Saturday, March 18, 2006

Problems and Other Stories by John Updike

These aren’t stories. They’re sketches. I had to read half a dozen of them or so before I figured that out. At first, I was upset. Who does this Updike think he is, passing his sketches off as stories? Making us look in futility for the plot, the point, the moral. But then I realized that this was the kind of writing I should do more of. Sure, Updike is a famous author so he can publish his writing exercises, call them stories, and keep that income and those accolades rolling in. But just because I can’t get away with that doesn’t mean I shouldn’t exercise my craft this way. And these are pretty good sketches. They all (or most) seem to be about marriages breaking up or infidelity, but they’re all tight and exist well within themselves. They don’t seem to be about much and nothing seems to happen in them, except that the characters think, act and interact based on a premise. Nothing has to happen, so the author has a certain amount of freedom to start or end anywhere. My current project is the exact opposite. At times it seems like so much has to happen that it’ll never get done.

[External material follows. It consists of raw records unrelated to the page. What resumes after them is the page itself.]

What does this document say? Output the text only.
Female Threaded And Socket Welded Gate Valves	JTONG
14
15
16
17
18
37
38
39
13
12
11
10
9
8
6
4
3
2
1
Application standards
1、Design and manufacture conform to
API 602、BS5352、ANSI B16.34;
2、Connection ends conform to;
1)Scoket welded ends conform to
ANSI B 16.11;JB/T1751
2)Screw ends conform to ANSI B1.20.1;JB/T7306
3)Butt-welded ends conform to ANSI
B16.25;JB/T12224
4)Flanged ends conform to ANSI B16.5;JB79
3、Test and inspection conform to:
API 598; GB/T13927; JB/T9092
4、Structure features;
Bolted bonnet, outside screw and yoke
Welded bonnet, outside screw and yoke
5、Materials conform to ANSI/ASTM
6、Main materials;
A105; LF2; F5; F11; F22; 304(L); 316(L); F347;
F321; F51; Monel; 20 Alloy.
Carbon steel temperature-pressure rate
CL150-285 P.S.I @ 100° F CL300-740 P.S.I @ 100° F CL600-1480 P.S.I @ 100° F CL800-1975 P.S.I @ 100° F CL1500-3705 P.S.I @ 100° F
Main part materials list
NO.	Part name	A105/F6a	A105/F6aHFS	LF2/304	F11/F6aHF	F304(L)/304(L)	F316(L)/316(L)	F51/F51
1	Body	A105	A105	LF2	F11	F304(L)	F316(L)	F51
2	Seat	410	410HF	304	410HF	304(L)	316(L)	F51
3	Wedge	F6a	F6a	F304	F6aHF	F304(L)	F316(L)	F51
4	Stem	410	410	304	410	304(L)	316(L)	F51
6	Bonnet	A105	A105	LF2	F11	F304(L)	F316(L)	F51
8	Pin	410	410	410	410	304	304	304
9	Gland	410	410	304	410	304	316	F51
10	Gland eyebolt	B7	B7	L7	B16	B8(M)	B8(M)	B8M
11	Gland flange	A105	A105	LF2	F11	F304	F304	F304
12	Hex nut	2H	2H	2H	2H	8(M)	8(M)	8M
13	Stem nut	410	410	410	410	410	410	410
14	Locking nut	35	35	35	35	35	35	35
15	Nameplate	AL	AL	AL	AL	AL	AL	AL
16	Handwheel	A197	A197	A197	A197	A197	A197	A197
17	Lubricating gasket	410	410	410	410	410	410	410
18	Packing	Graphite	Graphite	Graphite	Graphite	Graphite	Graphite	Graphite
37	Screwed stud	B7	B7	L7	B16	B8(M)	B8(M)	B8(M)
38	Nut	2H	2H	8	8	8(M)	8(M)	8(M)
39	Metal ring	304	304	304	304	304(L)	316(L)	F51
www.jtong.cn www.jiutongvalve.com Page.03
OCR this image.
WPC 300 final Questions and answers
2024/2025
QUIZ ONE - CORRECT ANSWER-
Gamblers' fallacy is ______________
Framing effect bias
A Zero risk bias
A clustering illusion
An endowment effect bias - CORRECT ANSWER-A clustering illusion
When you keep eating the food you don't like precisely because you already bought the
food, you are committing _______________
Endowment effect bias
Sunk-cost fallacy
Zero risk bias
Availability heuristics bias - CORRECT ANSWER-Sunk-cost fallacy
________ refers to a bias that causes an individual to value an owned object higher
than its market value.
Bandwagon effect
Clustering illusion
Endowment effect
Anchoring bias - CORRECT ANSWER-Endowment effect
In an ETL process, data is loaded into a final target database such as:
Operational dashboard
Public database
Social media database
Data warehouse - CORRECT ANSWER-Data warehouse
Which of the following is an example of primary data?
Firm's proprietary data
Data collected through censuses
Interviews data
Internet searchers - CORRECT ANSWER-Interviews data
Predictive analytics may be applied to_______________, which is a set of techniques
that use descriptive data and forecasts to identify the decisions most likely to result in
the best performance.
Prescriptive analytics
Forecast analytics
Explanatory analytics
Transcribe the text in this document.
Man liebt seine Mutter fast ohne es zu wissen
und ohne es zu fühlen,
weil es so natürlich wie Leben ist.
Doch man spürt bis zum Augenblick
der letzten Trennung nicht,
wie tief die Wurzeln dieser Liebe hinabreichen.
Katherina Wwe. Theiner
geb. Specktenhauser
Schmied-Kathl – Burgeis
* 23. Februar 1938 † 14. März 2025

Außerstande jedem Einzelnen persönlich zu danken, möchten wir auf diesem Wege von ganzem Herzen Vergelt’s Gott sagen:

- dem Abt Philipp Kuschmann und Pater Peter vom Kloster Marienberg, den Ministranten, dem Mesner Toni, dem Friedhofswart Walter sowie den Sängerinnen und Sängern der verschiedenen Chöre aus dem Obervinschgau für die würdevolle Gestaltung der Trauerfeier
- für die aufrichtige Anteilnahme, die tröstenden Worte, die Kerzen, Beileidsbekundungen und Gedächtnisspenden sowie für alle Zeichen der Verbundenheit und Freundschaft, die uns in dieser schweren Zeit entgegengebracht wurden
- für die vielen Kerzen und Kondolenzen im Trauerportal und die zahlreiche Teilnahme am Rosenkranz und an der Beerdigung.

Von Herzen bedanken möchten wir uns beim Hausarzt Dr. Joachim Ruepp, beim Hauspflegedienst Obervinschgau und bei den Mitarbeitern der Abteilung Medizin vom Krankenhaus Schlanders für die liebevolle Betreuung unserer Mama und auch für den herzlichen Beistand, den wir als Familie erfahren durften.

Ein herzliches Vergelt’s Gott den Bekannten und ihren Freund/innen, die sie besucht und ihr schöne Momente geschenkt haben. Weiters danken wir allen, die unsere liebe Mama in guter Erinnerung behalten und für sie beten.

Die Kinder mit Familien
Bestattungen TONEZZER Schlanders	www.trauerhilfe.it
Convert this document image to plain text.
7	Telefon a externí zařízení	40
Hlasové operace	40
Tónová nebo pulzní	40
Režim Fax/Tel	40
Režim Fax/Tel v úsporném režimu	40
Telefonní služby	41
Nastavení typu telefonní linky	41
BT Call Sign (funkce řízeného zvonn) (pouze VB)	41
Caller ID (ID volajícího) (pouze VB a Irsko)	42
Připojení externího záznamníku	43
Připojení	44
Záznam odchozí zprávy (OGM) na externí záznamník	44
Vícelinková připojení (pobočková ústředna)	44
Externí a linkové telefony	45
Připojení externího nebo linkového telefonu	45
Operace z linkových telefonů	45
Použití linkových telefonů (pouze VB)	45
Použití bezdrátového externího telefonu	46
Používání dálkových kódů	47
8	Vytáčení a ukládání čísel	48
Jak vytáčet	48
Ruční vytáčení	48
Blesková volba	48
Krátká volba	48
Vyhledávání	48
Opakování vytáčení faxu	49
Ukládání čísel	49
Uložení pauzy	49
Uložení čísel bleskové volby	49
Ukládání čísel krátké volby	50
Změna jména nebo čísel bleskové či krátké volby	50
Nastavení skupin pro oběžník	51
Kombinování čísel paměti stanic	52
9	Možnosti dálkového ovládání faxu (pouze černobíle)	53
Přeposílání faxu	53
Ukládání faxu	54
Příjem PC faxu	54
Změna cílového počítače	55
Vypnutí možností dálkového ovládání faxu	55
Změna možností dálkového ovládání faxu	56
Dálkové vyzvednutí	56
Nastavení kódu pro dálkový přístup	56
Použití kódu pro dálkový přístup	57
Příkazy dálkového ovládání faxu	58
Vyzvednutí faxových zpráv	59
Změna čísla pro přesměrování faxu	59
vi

Perhaps I should break away from time to time and just write a little sketch about A and B in situation C. Would I be able to? Or will I helplessly want to make it say something more?

Thursday, March 9, 2006

The Plot Against Asthma and Allergy Patients by Felix Ravikovich

According to this tome, asthma, allergies, migraine and chronic fatigue syndrome are curable, but the cure is hidden from the patients. The cure is histamine, the same substance whose release from mast cells cause allergy symptoms. But in the right amount it stimulates the receptors that release another substance that naturally curtails the histamine spills and brings balance back to the immune system. This truth is hidden by the pharmaceutical industry and their willing allies in the medical establishment because they don’t want a cheap cure to come along and wipe out their immense profits from drugs designed to be taken daily and forever to manage symptoms. Is any of this true? Who knows? The scariest part is that about the side effects of steroids taken to manage asthma and allergy symptoms. They essentially destroy the body’s natural immune system and make the patient dependent on them forever. More evidence for the conspiracy-minded.